To be sure, Ms. Stevenson offered a reason why she thought otherwise. Relying on some language in National Institute of Family Life Advocates (NIFLA) v. Becerra quoting NAACP v. Button, she contended that bans on treatments outside the standard of care "fall within the traditional purview of state regulation of professional conduct." But it's worth noting that the Court sided with the free speech claimants in both of those cases. Moreover, whether Colorado's ban falls within such a tradition depends on the extent to which the ban can be analogized to malpractice liability--which is contested in the case.

Suppose, however, that we concede Ms. Stevenson's argument. In other words, suppose one thinks that Colorado's ban doesn't trigger strict scrutiny because state bans on treatments outside the standard of care fall within a NIFLA/Button carve-out for traditional regulations of professional conduct.
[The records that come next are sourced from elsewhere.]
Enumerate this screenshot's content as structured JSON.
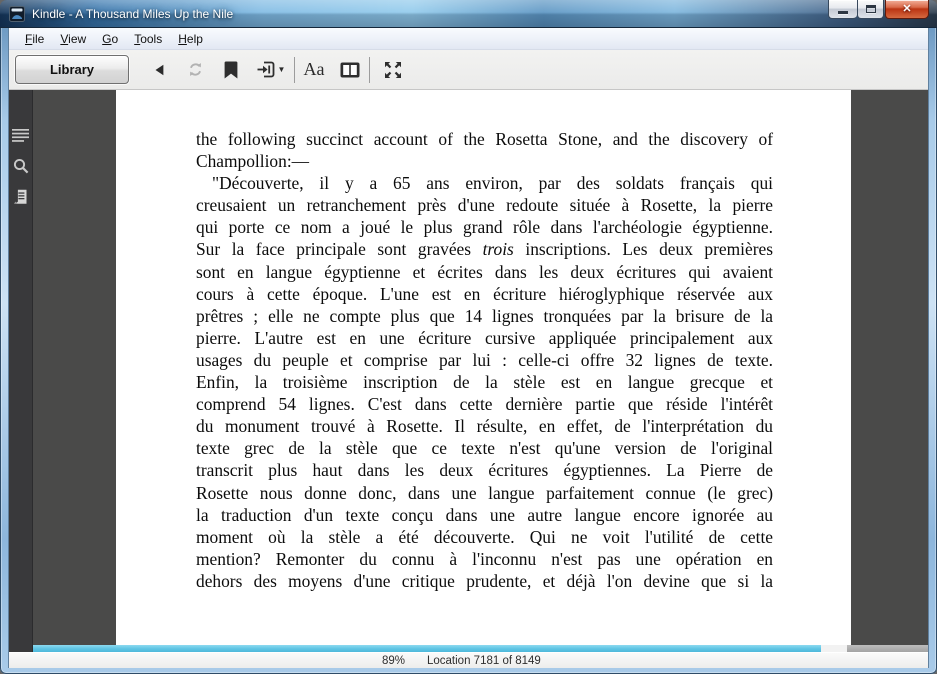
{
  "window": {
    "title": "Kindle - A Thousand Miles Up the Nile",
    "icons": [
      "kindle-app-icon",
      "minimize-icon",
      "maximize-icon",
      "close-icon"
    ]
  },
  "menu": {
    "items": [
      {
        "label": "File"
      },
      {
        "label": "View"
      },
      {
        "label": "Go"
      },
      {
        "label": "Tools"
      },
      {
        "label": "Help"
      }
    ]
  },
  "toolbar": {
    "library_label": "Library",
    "text_size_label": "Aa",
    "icons": [
      "back-icon",
      "sync-icon",
      "bookmark-icon",
      "goto-icon",
      "text-size-icon",
      "columns-icon",
      "fullscreen-icon"
    ]
  },
  "sidebar": {
    "icons": [
      "toc-icon",
      "search-icon",
      "notes-icon"
    ]
  },
  "book": {
    "page_lines": [
      {
        "t": "the following succinct account of the Rosetta Stone, and the discovery of"
      },
      {
        "t": "Champollion:—",
        "j": false
      },
      {
        "t": "\"Découverte, il y a 65 ans environ, par des soldats français qui",
        "in": true
      },
      {
        "t": "creusaient un retranchement près d'une redoute située à Rosette, la pierre"
      },
      {
        "t": "qui porte ce nom a joué le plus grand rôle dans l'archéologie égyptienne."
      },
      {
        "t": "Sur la face principale sont gravées *trois* inscriptions. Les deux premières"
      },
      {
        "t": "sont en langue égyptienne et écrites dans les deux écritures qui avaient"
      },
      {
        "t": "cours à cette époque. L'une est en écriture hiéroglyphique réservée aux"
      },
      {
        "t": "prêtres ; elle ne compte plus que 14 lignes tronquées par la brisure de la"
      },
      {
        "t": "pierre. L'autre est en une écriture cursive appliquée principalement aux"
      },
      {
        "t": "usages du peuple et comprise par lui : celle-ci offre 32 lignes de texte."
      },
      {
        "t": "Enfin, la troisième inscription de la stèle est en langue grecque et"
      },
      {
        "t": "comprend 54 lignes. C'est dans cette dernière partie que réside l'intérêt"
      },
      {
        "t": "du monument trouvé à Rosette. Il résulte, en effet, de l'interprétation du"
      },
      {
        "t": "texte grec de la stèle que ce texte n'est qu'une version de l'original"
      },
      {
        "t": "transcrit plus haut dans les deux écritures égyptiennes. La Pierre de"
      },
      {
        "t": "Rosette nous donne donc, dans une langue parfaitement connue (le grec)"
      },
      {
        "t": "la traduction d'un texte conçu dans une autre langue encore ignorée au"
      },
      {
        "t": "moment où la stèle a été découverte. Qui ne voit l'utilité de cette"
      },
      {
        "t": "mention? Remonter du connu à l'inconnu n'est pas une opération en"
      },
      {
        "t": "dehors des moyens d'une critique prudente, et déjà l'on devine que si la"
      }
    ]
  },
  "progress": {
    "fill_percent": 88.1,
    "fill_color": "#5ec4e4"
  },
  "statusbar": {
    "percent": "89%",
    "location": "Location 7181 of 8149"
  }
}
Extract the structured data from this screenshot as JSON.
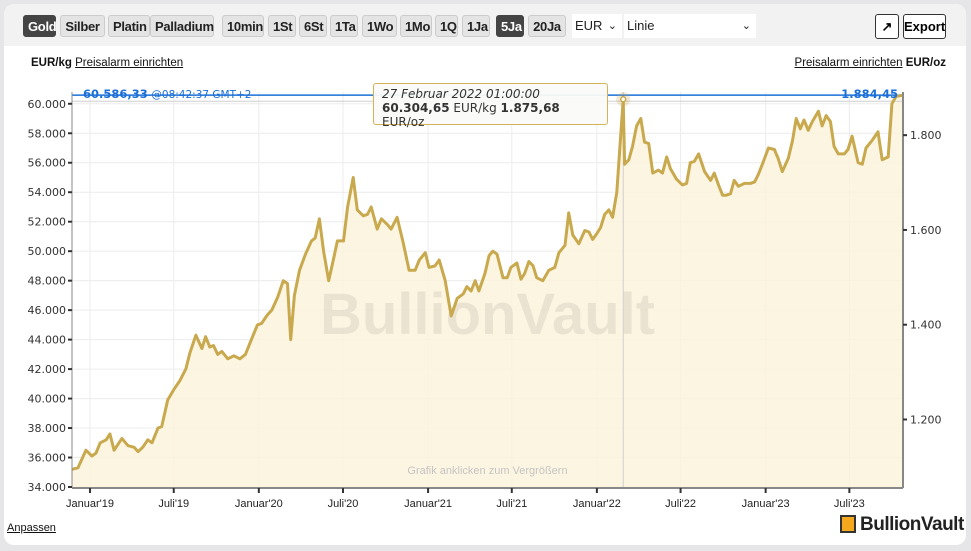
{
  "toolbar": {
    "metals": [
      {
        "label": "Gold",
        "active": true
      },
      {
        "label": "Silber",
        "active": false
      },
      {
        "label": "Platin",
        "active": false
      },
      {
        "label": "Palladium",
        "active": false
      }
    ],
    "ranges": [
      {
        "label": "10min",
        "active": false
      },
      {
        "label": "1St",
        "active": false
      },
      {
        "label": "6St",
        "active": false
      },
      {
        "label": "1Ta",
        "active": false
      },
      {
        "label": "1Wo",
        "active": false
      },
      {
        "label": "1Mo",
        "active": false
      },
      {
        "label": "1Q",
        "active": false
      },
      {
        "label": "1Ja",
        "active": false
      },
      {
        "label": "5Ja",
        "active": true
      },
      {
        "label": "20Ja",
        "active": false
      }
    ],
    "currency": "EUR",
    "chart_type": "Linie",
    "export_label": "Export",
    "popout_icon": "external-link-icon"
  },
  "units": {
    "left_unit": "EUR/kg",
    "left_alarm": "Preisalarm einrichten",
    "right_alarm": "Preisalarm einrichten",
    "right_unit": "EUR/oz"
  },
  "current": {
    "price_kg": "60.586,33",
    "time": "@08:42:37 GMT+2",
    "price_oz": "1.884,45"
  },
  "tooltip": {
    "date": "27 Februar 2022 01:00:00",
    "price_kg": "60.304,65",
    "unit_kg": "EUR/kg",
    "price_oz": "1.875,68",
    "unit_oz": "EUR/oz"
  },
  "watermark": "BullionVault",
  "hint": "Grafik anklicken zum Vergrößern",
  "footer": {
    "customize": "Anpassen",
    "logo": "BullionVault"
  },
  "colors": {
    "line": "#c9a94e",
    "fill": "#fcf3dc",
    "current": "#1a6fd8",
    "text_link": "#1a6fd8"
  },
  "chart_data": {
    "type": "area",
    "xlabel": "",
    "ylabel": "",
    "y_left_unit": "EUR/kg",
    "y_right_unit": "EUR/oz",
    "x_range": [
      "2018-11-23",
      "2023-10-25"
    ],
    "ylim": [
      34000,
      60800
    ],
    "y_left_ticks": [
      34000,
      36000,
      38000,
      40000,
      42000,
      44000,
      46000,
      48000,
      50000,
      52000,
      54000,
      56000,
      58000,
      60000
    ],
    "y_left_tick_labels": [
      "34.000",
      "36.000",
      "38.000",
      "40.000",
      "42.000",
      "44.000",
      "46.000",
      "48.000",
      "50.000",
      "52.000",
      "54.000",
      "56.000",
      "58.000",
      "60.000"
    ],
    "y_right_ticks": [
      1200,
      1400,
      1600,
      1800
    ],
    "y_right_tick_labels": [
      "1.200",
      "1.400",
      "1.600",
      "1.800"
    ],
    "x_ticks": [
      "2019-01-01",
      "2019-07-01",
      "2020-01-01",
      "2020-07-01",
      "2021-01-01",
      "2021-07-01",
      "2022-01-01",
      "2022-07-01",
      "2023-01-01",
      "2023-07-01"
    ],
    "x_tick_labels": [
      "Januar'19",
      "Juli'19",
      "Januar'20",
      "Juli'20",
      "Januar'21",
      "Juli'21",
      "Januar'22",
      "Juli'22",
      "Januar'23",
      "Juli'23"
    ],
    "grid": true,
    "highlight": {
      "date": "2022-02-27",
      "value": 60304.65
    },
    "current_value": 60586.33,
    "series": [
      {
        "x": [
          "2018-11-23",
          "2018-12-06",
          "2018-12-23",
          "2019-01-05",
          "2019-01-14",
          "2019-01-23",
          "2019-02-05",
          "2019-02-13",
          "2019-02-22",
          "2019-03-11",
          "2019-03-24",
          "2019-04-06",
          "2019-04-15",
          "2019-04-25",
          "2019-05-06",
          "2019-05-15",
          "2019-05-28",
          "2019-06-05",
          "2019-06-18",
          "2019-07-01",
          "2019-07-14",
          "2019-07-27",
          "2019-08-05",
          "2019-08-18",
          "2019-08-31",
          "2019-09-08",
          "2019-09-17",
          "2019-09-25",
          "2019-10-04",
          "2019-10-13",
          "2019-10-26",
          "2019-11-08",
          "2019-11-21",
          "2019-12-03",
          "2019-12-16",
          "2019-12-29",
          "2020-01-07",
          "2020-01-20",
          "2020-01-29",
          "2020-02-11",
          "2020-02-23",
          "2020-03-03",
          "2020-03-10",
          "2020-03-18",
          "2020-03-29",
          "2020-04-11",
          "2020-04-24",
          "2020-05-02",
          "2020-05-11",
          "2020-05-20",
          "2020-05-31",
          "2020-06-10",
          "2020-06-19",
          "2020-07-02",
          "2020-07-11",
          "2020-07-23",
          "2020-08-01",
          "2020-08-14",
          "2020-08-23",
          "2020-08-31",
          "2020-09-13",
          "2020-09-22",
          "2020-10-05",
          "2020-10-13",
          "2020-10-26",
          "2020-11-08",
          "2020-11-21",
          "2020-12-04",
          "2020-12-13",
          "2020-12-26",
          "2021-01-03",
          "2021-01-16",
          "2021-01-25",
          "2021-02-07",
          "2021-02-20",
          "2021-03-05",
          "2021-03-18",
          "2021-03-26",
          "2021-04-04",
          "2021-04-13",
          "2021-04-21",
          "2021-05-04",
          "2021-05-13",
          "2021-05-21",
          "2021-05-30",
          "2021-06-12",
          "2021-06-21",
          "2021-06-29",
          "2021-07-12",
          "2021-07-21",
          "2021-07-29",
          "2021-08-07",
          "2021-08-16",
          "2021-08-24",
          "2021-09-06",
          "2021-09-19",
          "2021-10-02",
          "2021-10-11",
          "2021-10-24",
          "2021-11-01",
          "2021-11-10",
          "2021-11-23",
          "2021-12-06",
          "2021-12-15",
          "2021-12-23",
          "2022-01-01",
          "2022-01-09",
          "2022-01-18",
          "2022-01-27",
          "2022-02-04",
          "2022-02-13",
          "2022-02-27",
          "2022-03-02",
          "2022-03-11",
          "2022-03-19",
          "2022-03-28",
          "2022-04-06",
          "2022-04-14",
          "2022-04-23",
          "2022-05-02",
          "2022-05-14",
          "2022-05-23",
          "2022-06-01",
          "2022-06-09",
          "2022-06-22",
          "2022-07-05",
          "2022-07-14",
          "2022-07-22",
          "2022-07-31",
          "2022-08-09",
          "2022-08-22",
          "2022-09-04",
          "2022-09-12",
          "2022-09-21",
          "2022-09-30",
          "2022-10-08",
          "2022-10-17",
          "2022-10-25",
          "2022-11-03",
          "2022-11-16",
          "2022-11-29",
          "2022-12-08",
          "2022-12-16",
          "2022-12-25",
          "2023-01-07",
          "2023-01-20",
          "2023-01-28",
          "2023-02-06",
          "2023-02-19",
          "2023-02-28",
          "2023-03-08",
          "2023-03-17",
          "2023-03-25",
          "2023-04-03",
          "2023-04-12",
          "2023-04-25",
          "2023-05-03",
          "2023-05-12",
          "2023-05-21",
          "2023-05-29",
          "2023-06-07",
          "2023-06-20",
          "2023-06-28",
          "2023-07-07",
          "2023-07-20",
          "2023-07-29",
          "2023-08-06",
          "2023-08-19",
          "2023-09-01",
          "2023-09-10",
          "2023-09-23",
          "2023-10-01",
          "2023-10-10",
          "2023-10-25"
        ],
        "y": [
          35200,
          35300,
          36500,
          36100,
          36300,
          37000,
          37200,
          37600,
          36500,
          37300,
          36800,
          36700,
          36400,
          36700,
          37200,
          37000,
          38000,
          38100,
          39900,
          40600,
          41200,
          42000,
          43100,
          44300,
          43400,
          44200,
          43500,
          43600,
          43000,
          43200,
          42700,
          42900,
          42700,
          43000,
          44000,
          45000,
          45100,
          45700,
          46000,
          46900,
          48000,
          47800,
          44000,
          47000,
          48700,
          49800,
          50700,
          50900,
          52200,
          50000,
          48000,
          49400,
          50700,
          50700,
          53000,
          55000,
          52800,
          52400,
          52500,
          53000,
          51500,
          52200,
          51800,
          51500,
          52300,
          50600,
          48700,
          48700,
          49400,
          49900,
          48900,
          49000,
          49400,
          48000,
          45600,
          46800,
          47100,
          47600,
          47300,
          48000,
          47300,
          48500,
          49700,
          50000,
          49800,
          48200,
          48200,
          48900,
          49200,
          48100,
          48500,
          49300,
          49000,
          48200,
          48000,
          48700,
          48900,
          49900,
          50400,
          52600,
          51100,
          50500,
          51400,
          51300,
          50800,
          51200,
          51600,
          52500,
          52800,
          52300,
          54000,
          60305,
          55900,
          56200,
          57100,
          58500,
          59000,
          57400,
          57300,
          55300,
          55500,
          55300,
          56400,
          55600,
          54900,
          54500,
          54600,
          56000,
          56100,
          56600,
          55400,
          54800,
          55300,
          54500,
          53800,
          53800,
          53900,
          54800,
          54400,
          54600,
          54600,
          54700,
          55200,
          55900,
          57000,
          56900,
          56300,
          55400,
          56300,
          57500,
          59000,
          58300,
          58900,
          58200,
          58800,
          59500,
          58500,
          59200,
          58800,
          57100,
          56600,
          56600,
          56900,
          57800,
          56000,
          55900,
          57000,
          57500,
          58100,
          56200,
          56400,
          60000,
          60500,
          60586
        ]
      }
    ]
  }
}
What does that imply for mirror-image laws? On that question, Ms. Stevenson had difficulty with a line of questioning from Justices Gorsuch and Barrett. They asked her about treatments about which there is disagreement among the medical community. It took Ms. Stevenson forever (several minutes, occupying pages 62-69 of the oral argument transcript) to get there, but I think she eventually conceded the point.

Or at least she ought to have conceded the point. If there really is uncertainty of the sort described by Justices Gorsuch and Barrett--in which there are two competing schools of thought among medical experts about the best treatment for a given condition--then a treatment that falls within either school of thought is typically deemed within the standard of care. Indeed, this is known in the law of medical malpractice as the "two schools of thought" doctrine. I couldn't find any Colorado cases that expressly endorse (or reject) the two schools of thought doctrine, but that hardly matters, because a state's own law wouldn't define the contours of the federal right to free speech. If the state is relying on a tradition regarding how the standard of care is defined, the tradition will be drawn from the general approach of courts, not any one state's approach.

The bottom line is that whether or not Ms. Stevenson ultimately conceded the point, the oral argument pretty clearly demonstrated that the logic of her position compels a concession. Thus everyone is more or less in agreement (whether they acknowledge it or not): the Colorado law and the hypothetical red-state mirror-image law will stand or fall together. Based on the oral argument yesterday, the smart money is on fall.